How do we do that. Jesus has a suggestion.

1"Do not let your hearts be troubled. Trust in God; trust also in me. 2In my Father's house are many rooms; if it were not so, I would have told you. I am going there to prepare a place for you. 3And if I go and prepare a place for you, I will come back and take you to be with me that you also may be where I am. 4You know the way to the place where I am going."

5Thomas said to him, "Lord, we don't know where you are going, so how can we know the way?"

Sometimes our life-flight is a little wobbly, especially at times like this. If it gets too wobbly we’re in danger of getting into a spin.

That’s where to cockpit check comes in again. If that is done properly, we’ll know how fast we’re going, whether we’re gaining or losing altitude, where the horizon is and what our relationship is to that horizon. We’re much less likely to wobble or spin out of control.

Like Thomas, sometimes we can lose our way or don’t know how to get where we hope to go. Check your compass. Make sure there are no bubbles in it. Measure it against a known heading. Here’s one: John 14.6

6Jesus answered, "I am the way and the truth and the life. No one comes to the Father except through me.
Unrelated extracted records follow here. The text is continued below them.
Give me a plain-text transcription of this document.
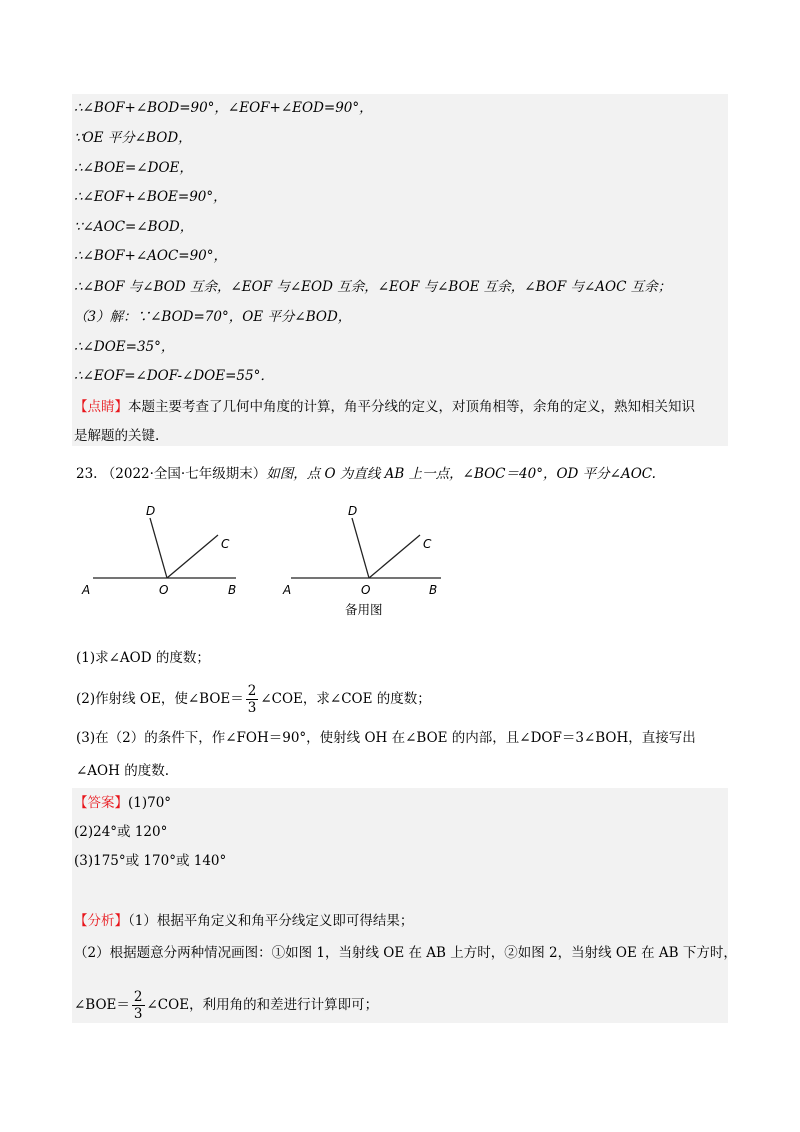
∴∠BOF+∠BOD=90°，∠EOF+∠EOD=90°，
∵OE 平分∠BOD，
∴∠BOE=∠DOE，
∴∠EOF+∠BOE=90°，
∵∠AOC=∠BOD，
∴∠BOF+∠AOC=90°，
∴∠BOF 与∠BOD 互余，∠EOF 与∠EOD 互余，∠EOF 与∠BOE 互余，∠BOF 与∠AOC 互余；
（3）解：∵∠BOD=70°，OE 平分∠BOD，
∴∠DOE=35°，
∴∠EOF=∠DOF-∠DOE=55°．
【点睛】本题主要考查了几何中角度的计算，角平分线的定义，对顶角相等，余角的定义，熟知相关知识
是解题的关键.
23. （2022·全国·七年级期末）如图，点 O 为直线 AB 上一点，∠BOC＝40°，OD 平分∠AOC.
A	O	B
C
D
A	O	B
C
D
备用图
(1)求∠AOD 的度数；
(2)作射线 OE，使∠BOE＝ $\frac{2}{3}$ ∠COE，求∠COE 的度数；
(3)在（2）的条件下，作∠FOH＝90°，使射线 OH 在∠BOE 的内部，且∠DOF＝3∠BOH，直接写出
∠AOH 的度数.
【答案】(1)70°
(2)24°或 120°
(3)175°或 170°或 140°
【分析】（1）根据平角定义和角平分线定义即可得结果；
（2）根据题意分两种情况画图：①如图 1，当射线 OE 在 AB 上方时，②如图 2，当射线 OE 在 AB 下方时，
∠BOE＝ $\frac{2}{3}$ ∠COE，利用角的和差进行计算即可；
Jesus is the way to that place in the Father’s heavenly house. Jesus provides the correct and only true compass bearing to that place and Jesus is the only one who can provide the safe, straight and level life-flight to that place.

Bill came to know that and to conduct is life-flight accordingly. He has made his approach and made his three-point landing, safe in the hands of God, Father, Son and Holy Spirit.

If he were with us now, Captain Webster might very well say, “Get your eternal cockpit checklist out, blow the dust off it and get busy before it’s too late. The clock is ticking. Enjoy your flight. Hope you will arrive safely and join me in the crew lounge one day.”